I would personally think the "Property value" checkbox should suffice for now, but more fine-grained settings could be implemented later if that turns out to be sufficiently useful.

Not strictly related to list properties, but I think I would still recommend creating custom properties when a name has been entered instead of discarding them when focus is lost.

Thanks for bringing this up again! I've implemented that in #4265.

A class with no properties displays slightly awkwardly. It makes sense, but I wonder if something like placeholder text here like No properties would look a little more polished?

Maybe it would suffice to remove the expand interaction for "empty" classes.

In addition I think it might be good to display the class name. I had implemented this as part of the name column and it seemed kind of busy, which is why it's only in the tool tip now, but especially for class values in lists there is such an odd waste of space. We could try showing the class name to the value column, but this should also be a new PR.

Thanks for the thorough feedback!

bjorn avatar Oct 07 '25 14:10 bjorn

Maybe it would suffice to remove the expand interaction for "empty" classes.

I don't think it would. I've seen that in other software and it always feels janky when there isn't an explicit indicator that a list is empty. A row saying "(empty)" when expanded, for example, or "(empty") in the list header.

eishiya avatar Oct 07 '25 14:10 eishiya

I don't think it would.

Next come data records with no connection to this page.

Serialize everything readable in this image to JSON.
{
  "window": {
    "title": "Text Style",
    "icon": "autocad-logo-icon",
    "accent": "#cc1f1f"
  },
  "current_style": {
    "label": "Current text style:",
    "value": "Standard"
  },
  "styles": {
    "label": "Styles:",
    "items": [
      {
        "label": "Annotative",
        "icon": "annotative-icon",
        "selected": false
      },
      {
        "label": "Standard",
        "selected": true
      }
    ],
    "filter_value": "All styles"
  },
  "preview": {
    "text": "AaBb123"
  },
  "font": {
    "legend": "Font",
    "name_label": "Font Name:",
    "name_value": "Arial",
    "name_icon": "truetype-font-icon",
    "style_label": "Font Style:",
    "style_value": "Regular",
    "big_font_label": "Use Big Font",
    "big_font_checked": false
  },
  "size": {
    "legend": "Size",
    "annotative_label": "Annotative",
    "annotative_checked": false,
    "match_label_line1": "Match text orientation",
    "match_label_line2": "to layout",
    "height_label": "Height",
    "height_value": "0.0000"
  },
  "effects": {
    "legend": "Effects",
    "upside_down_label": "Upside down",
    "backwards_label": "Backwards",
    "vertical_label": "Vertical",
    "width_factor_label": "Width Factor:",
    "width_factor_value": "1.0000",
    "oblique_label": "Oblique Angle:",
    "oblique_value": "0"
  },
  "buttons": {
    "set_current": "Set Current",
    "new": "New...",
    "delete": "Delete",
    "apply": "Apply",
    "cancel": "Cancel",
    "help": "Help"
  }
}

I've seen that in other software and it always feels janky when there isn't an explicit indicator that a list is empty.

Ah, that's a good point regarding lists, but @dogboydog was talking about class values. Since you can't add anything to an empty class (except in the Custom Types Editor) I think hiding the expand arrow there is fine.

For lists I wonder if it would be nice to show the "Add Value" thing into the list as the last element, since that's where it will actually add the value. That does mean you'd need to scroll to the bottom of the list to click it, but that might be better than the current behavior, where you need to scroll back to the top to add another element.

bjorn avatar Oct 07 '25 14:10 bjorn

Ah, whoops.

+1 for having the add value widget at the bottom. Either way it's going to be an issue with long lists though, and a nice bit of polish would be to make it easy to add a new value even when a list is unwieldy. Perhaps a context menu "Add value" option that scrolls you to that widget if it's not visible and focuses it?